The information reporting provisions included in the infrastructure bill contain language regarding regulations and tax requirements for cryptocurrency brokers, which is causing a stir among investors and crypto advocates.
The bipartisan effort is being justified by some as a means of generating $16.8 billion in new revenue over the next 10 years. Others are concerned that these new rules reflect little more than an attempt to pay for portions of the massive bill, as well as the failure of Congress to demonstrate a greater understanding of how the cryptocurrency market and blockchain technologies actually work.
What are the possible tax implications?
The bill aims to give the Treasury the ability to require 1099 and cost basis reporting to exchange operators, and generally to integrate cryptocurrency activity into the broader view of the IRS. However, this is not a simple flip of a switch.
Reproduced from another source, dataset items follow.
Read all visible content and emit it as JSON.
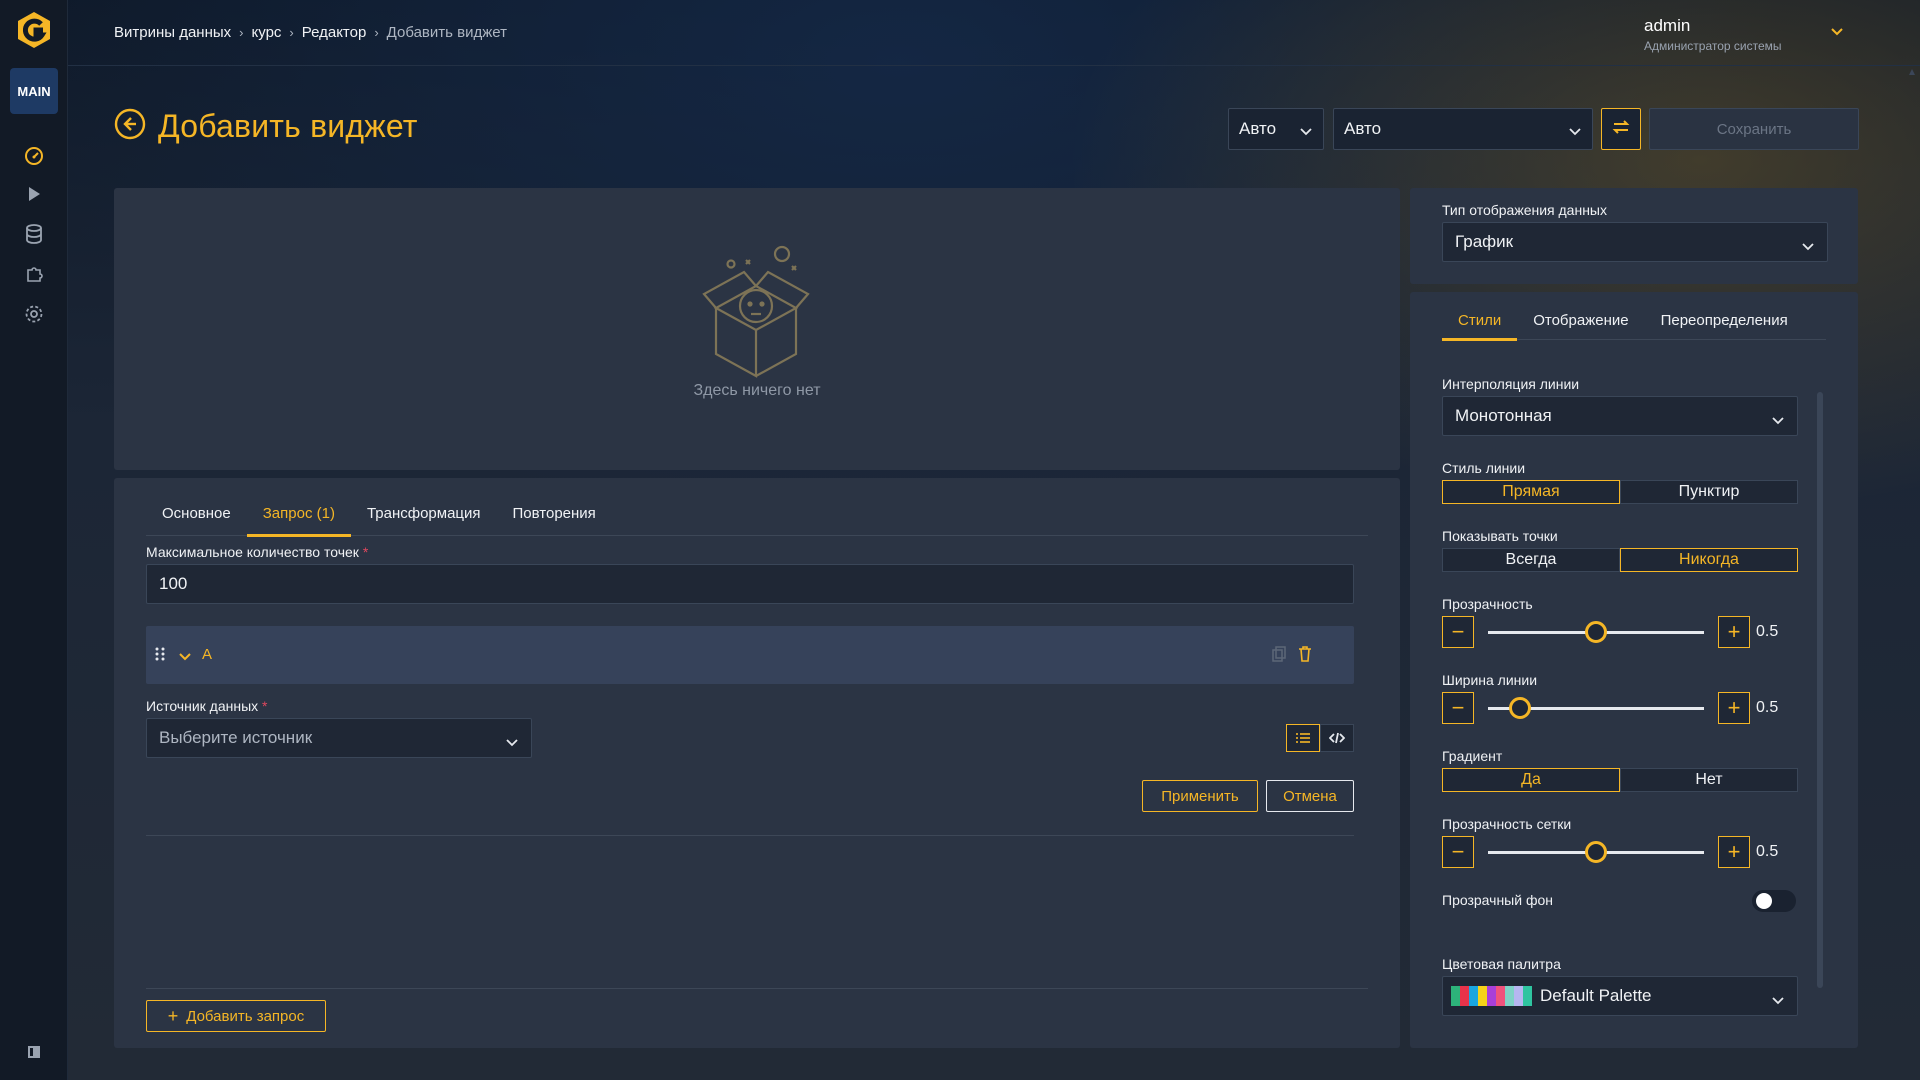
{
  "sidebar": {
    "badge": "MAIN",
    "icons": [
      "dashboard-icon",
      "play-icon",
      "database-icon",
      "puzzle-icon",
      "settings-icon",
      "panel-toggle-icon"
    ]
  },
  "breadcrumb": {
    "items": [
      "Витрины данных",
      "курс",
      "Редактор"
    ],
    "current": "Добавить виджет"
  },
  "user": {
    "name": "admin",
    "role": "Администратор системы"
  },
  "page": {
    "title": "Добавить виджет"
  },
  "toolbar": {
    "select1": "Авто",
    "select2": "Авто",
    "save_label": "Сохранить"
  },
  "preview": {
    "empty_text": "Здесь ничего нет"
  },
  "editor": {
    "tabs": [
      "Основное",
      "Запрос (1)",
      "Трансформация",
      "Повторения"
    ],
    "active_tab": "Запрос (1)",
    "max_points_label": "Максимальное количество точек",
    "max_points_value": "100",
    "query_name": "A",
    "source_label": "Источник данных",
    "source_placeholder": "Выберите источник",
    "apply_label": "Применить",
    "cancel_label": "Отмена",
    "add_query_label": "Добавить запрос"
  },
  "right": {
    "display_type_label": "Тип отображения данных",
    "display_type_value": "График",
    "tabs": [
      "Стили",
      "Отображение",
      "Переопределения"
    ],
    "active_tab": "Стили",
    "interp_label": "Интерполяция линии",
    "interp_value": "Монотонная",
    "line_style_label": "Стиль линии",
    "line_style_options": [
      "Прямая",
      "Пунктир"
    ],
    "line_style_selected": "Прямая",
    "show_points_label": "Показывать точки",
    "show_points_options": [
      "Всегда",
      "Никогда"
    ],
    "show_points_selected": "Никогда",
    "opacity_label": "Прозрачность",
    "opacity_value": "0.5",
    "opacity_level": 0.5,
    "line_width_label": "Ширина линии",
    "line_width_value": "0.5",
    "line_width_level": 0.15,
    "gradient_label": "Градиент",
    "gradient_options": [
      "Да",
      "Нет"
    ],
    "gradient_selected": "Да",
    "grid_opacity_label": "Прозрачность сетки",
    "grid_opacity_value": "0.5",
    "grid_opacity_level": 0.5,
    "transparent_bg_label": "Прозрачный фон",
    "transparent_bg_on": false,
    "palette_label": "Цветовая палитра",
    "palette_value": "Default Palette",
    "palette_colors": [
      "#2db37a",
      "#e8334a",
      "#1aa6e0",
      "#f5d21a",
      "#a93fd9",
      "#f0527c",
      "#7fd2c6",
      "#b6b6f0",
      "#2fc4a0"
    ]
  },
  "colors": {
    "accent": "#f5b626",
    "panel": "#2b3444"
  }
}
Cost basis reporting as it stands today in the world of crypto is not always readily available because currency bought on one exchange can be moved to a wallet for storage and then to another exchange for sale.
The new bill also attempts to expand suspicious activity reporting requirements involving the exchange of digital assets, and apply previously unenforced wash sale rules to the trade of crypto tokens. The requirement to report cash transactions over $10,000 will now apply to digital assets. These provisions require recipients to verify the sender’s personal information and record their social security number, the nature of the transaction and other information that must be reported to the government within 15 days. Failure to comply with these requirements is a felony. However, as many have pointed out, it will be very difficult to fulfill these requirements in the digital asset world.
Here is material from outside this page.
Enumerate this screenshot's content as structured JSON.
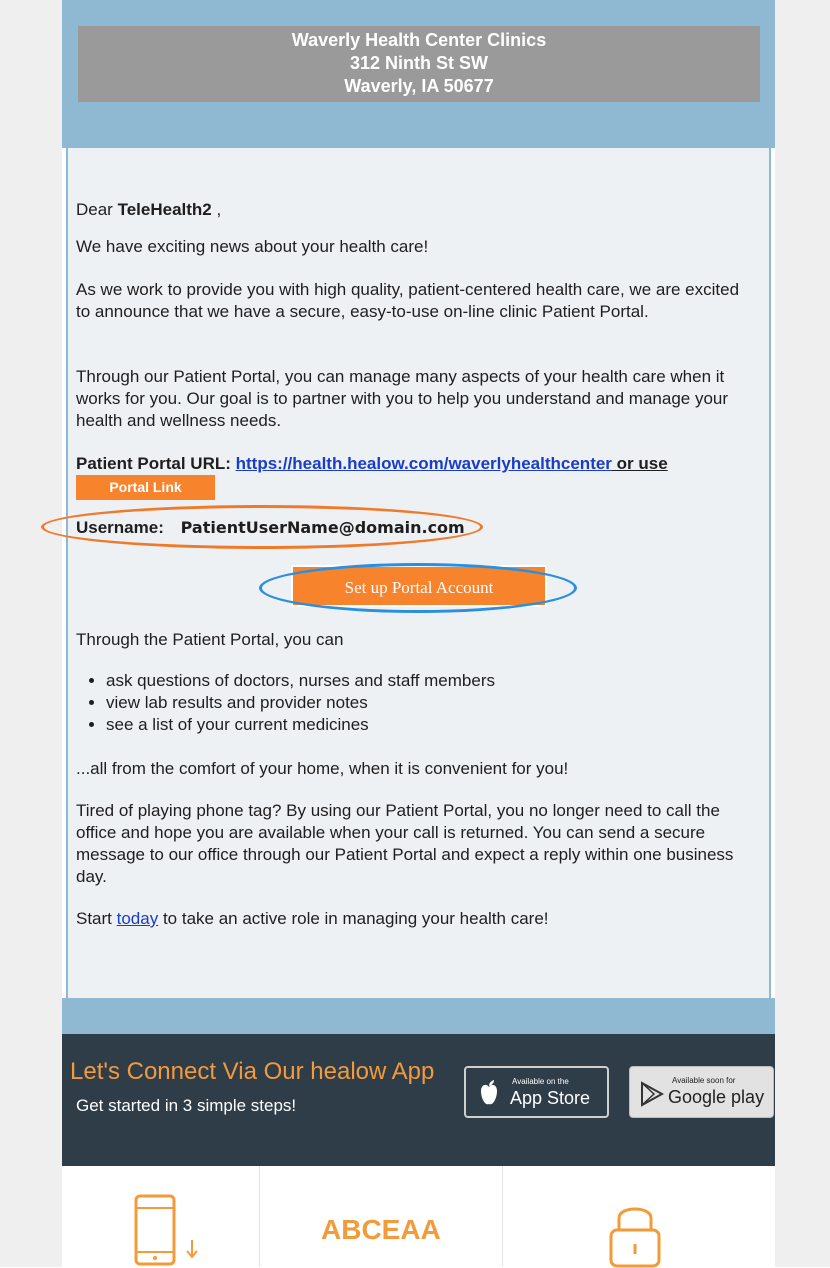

The infrastructure bill also expands the traditional definition of a broker for the purposes of 1099-B reporting to include “any person who (for consideration) is responsible for regularly providing any service effectuating transfers of digital assets on behalf of another person.” Without clarification by lawmakers, this could include anyone involved in the cryptocurrency industry, many of whom would have no reasonable means of complying with the reporting requirements simply due to the technology and digital asset exchanges.
Cryptocurrency miners and validators, for example, both engage in regular digital asset “transactions” that don’t generate any data on the identities of participants. Therefore, there is simply no data to report. Without any guidance from lawmakers, it would be difficult for the cryptocurrency industry to begin collecting tax information on all customers and in relation to all transactions.
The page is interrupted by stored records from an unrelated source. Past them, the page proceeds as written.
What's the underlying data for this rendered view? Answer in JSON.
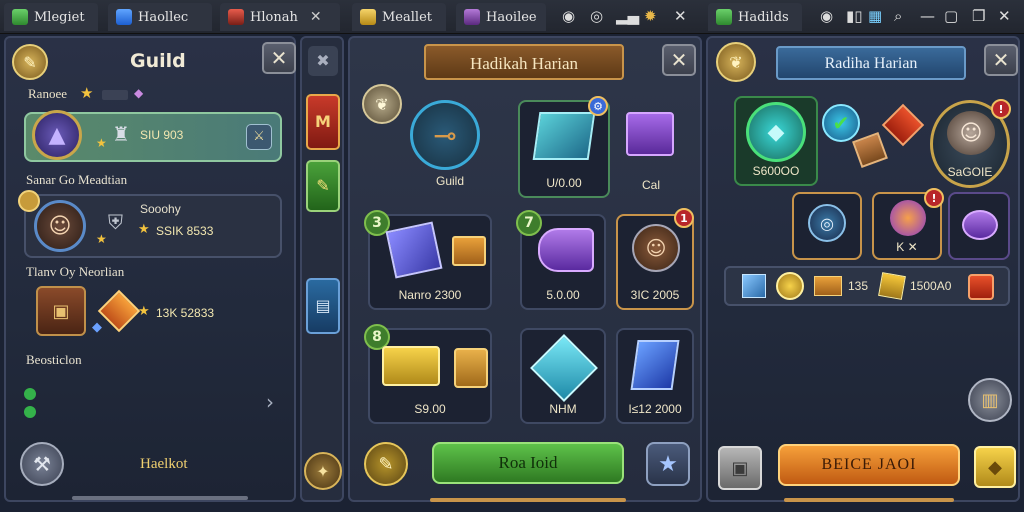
{
  "tabs": [
    {
      "label": "Mlegiet",
      "color": "#4caf50"
    },
    {
      "label": "Haollec",
      "color": "#3b82f6"
    },
    {
      "label": "Hlonah",
      "color": "#c0392b"
    },
    {
      "label": "Meallet",
      "color": "#e2b33b"
    },
    {
      "label": "Haoilee",
      "color": "#8e44ad"
    },
    {
      "label": "Hadilds",
      "color": "#4caf50"
    }
  ],
  "guild_panel": {
    "title": "Guild",
    "rank_label": "Ranoee",
    "entries": [
      {
        "stats": "SIU 903"
      },
      {
        "name": "Sanar Go Meadtian",
        "level": "Sooohy",
        "stats": "SSIK 8533"
      },
      {
        "name": "Tlanv Oy Neorlian",
        "stats": "13K 52833"
      },
      {
        "name": "Beosticlon"
      }
    ],
    "footer_label": "Haelkot"
  },
  "side_tabs": [
    "M",
    "✎",
    "▤"
  ],
  "daily_panel": {
    "title": "Hadikah Harian",
    "items": [
      {
        "label": "Guild"
      },
      {
        "label": "U/0.00"
      },
      {
        "label": "Cal"
      },
      {
        "label": "Nanro 2300",
        "badge": "3"
      },
      {
        "label": "5.0.00",
        "badge": "7"
      },
      {
        "label": "3IC 2005",
        "badge": "1"
      },
      {
        "label": "S9.00",
        "badge": "8"
      },
      {
        "label": "NHM"
      },
      {
        "label": "I≤12 2000"
      }
    ],
    "claim_button": "Roa Ioid"
  },
  "reward_panel": {
    "title": "Radiha Harian",
    "top_labels": [
      "S600OO",
      "SaGOIE"
    ],
    "mid_labels": [
      "K ✕"
    ],
    "bottom_values": [
      "135",
      "1500A0"
    ],
    "action_button": "BEICE JAOI"
  },
  "colors": {
    "green_button": "#4aa13a",
    "orange_button": "#e8892a",
    "panel_bg": "#232b3e"
  }
}
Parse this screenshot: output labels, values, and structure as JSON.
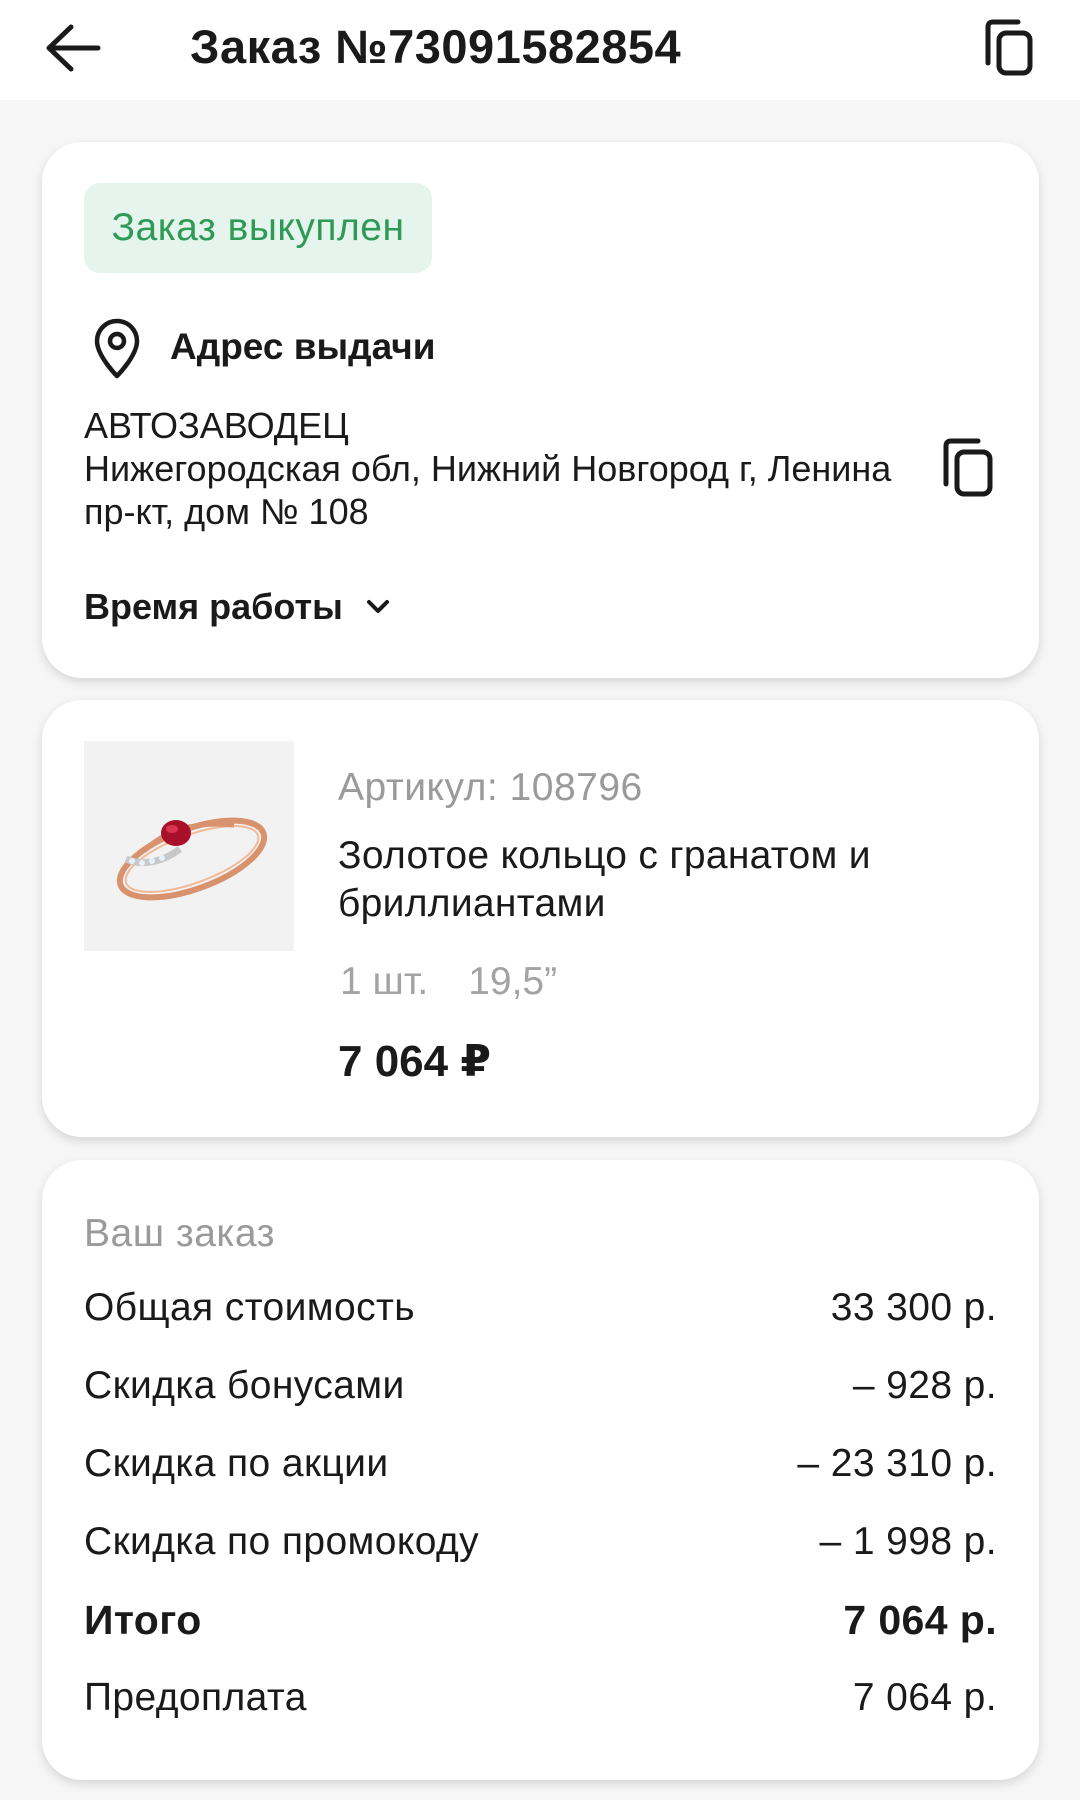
{
  "header": {
    "title": "Заказ №73091582854",
    "back_icon": "arrow-left-icon",
    "copy_icon": "copy-icon"
  },
  "status": {
    "label": "Заказ выкуплен",
    "bg_color": "#e5f4ec",
    "text_color": "#2f9a55"
  },
  "pickup": {
    "heading": "Адрес выдачи",
    "icon": "map-pin-icon",
    "name": "АВТОЗАВОДЕЦ",
    "address_line1": "Нижегородская обл, Нижний Новгород г, Ленина",
    "address_line2": "пр-кт, дом № 108",
    "copy_icon": "copy-icon",
    "hours_label": "Время работы",
    "hours_icon": "chevron-down-icon"
  },
  "product": {
    "article": "Артикул: 108796",
    "name": "Золотое кольцо с гранатом и бриллиантами",
    "quantity": "1 шт.",
    "size": "19,5”",
    "price": "7 064 ₽",
    "image": "gold-ring-garnet-image"
  },
  "summary": {
    "heading": "Ваш заказ",
    "rows": [
      {
        "label": "Общая стоимость",
        "value": "33 300 р."
      },
      {
        "label": "Скидка бонусами",
        "value": "– 928 р."
      },
      {
        "label": "Скидка по акции",
        "value": "– 23 310 р."
      },
      {
        "label": "Скидка по промокоду",
        "value": "– 1 998 р."
      },
      {
        "label": "Итого",
        "value": "7 064 р."
      },
      {
        "label": "Предоплата",
        "value": "7 064 р."
      }
    ]
  }
}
Since blockchain technology is not well understood by regulators, rushing these provisions into the bill introduces even more confusion into an area that desperately needs transparency and clarification.
When to expect the changes
On Monday, November 15, President Biden signed the bill that will now subject cryptocurrency transactions to the new reporting rules for returns required to be filed after December 31, 2023. The cryptocurrency environment is evolving all the time, and congress will need to seek the advice of digital asset experts to keep pace, as well as to address the more immediate need to provide and enforce amendments to the active infrastructure bill.